In other words, the overload resolution algorithm starts by searching
the class for an applicable method. If it finds one then all the other
applicable methods in deeper base classes are removed from the
candidate set for overload resolution. Since Delta.Frob(float) is
applicable, Charlie.Frob(int) is never even considered as a candidate.
Only if no applicable candidates are found in the most derived type do
we start looking at its base class.
Things get a little more interesting if we extend the example in your question with this additional class that descends from A:
class C : A {
public void Abc(byte b) {
Console.Write("C");
}
}
If we execute the following code
int i = 1;
b.Abc((int)1);
b.Abc(i);
c.Abc((int)1);
c.Abc(i);
the results are BBCA. This is because in the case of the B class, the compiler knows it can implicitly cast any int to double.
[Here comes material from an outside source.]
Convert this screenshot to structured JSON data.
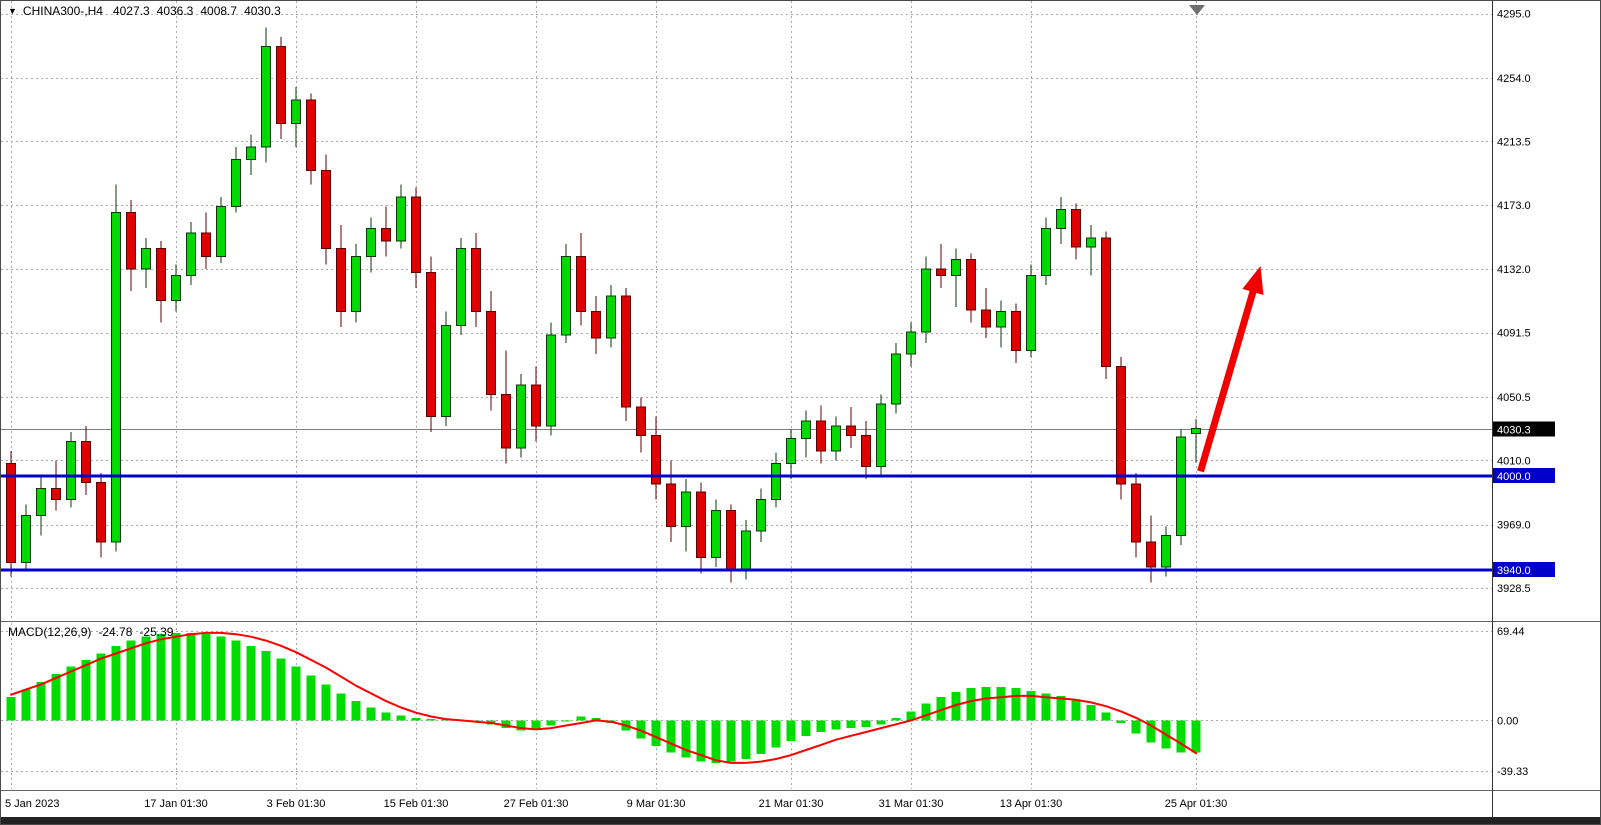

In the case of the C class, the compiler knows it can cast the literal int 1 to a byte (because the value 1 fits in a byte) so C’s Abc method gets used. The compiler, however, can’t implicitly cast any old int to a byte, so c.Abc(i) can’t use C’s Abc method. It must use the parent class in that case.
This page on Implicit Numeric Conversions shows a compact table of which numeric types have implicit conversions to other numeric types.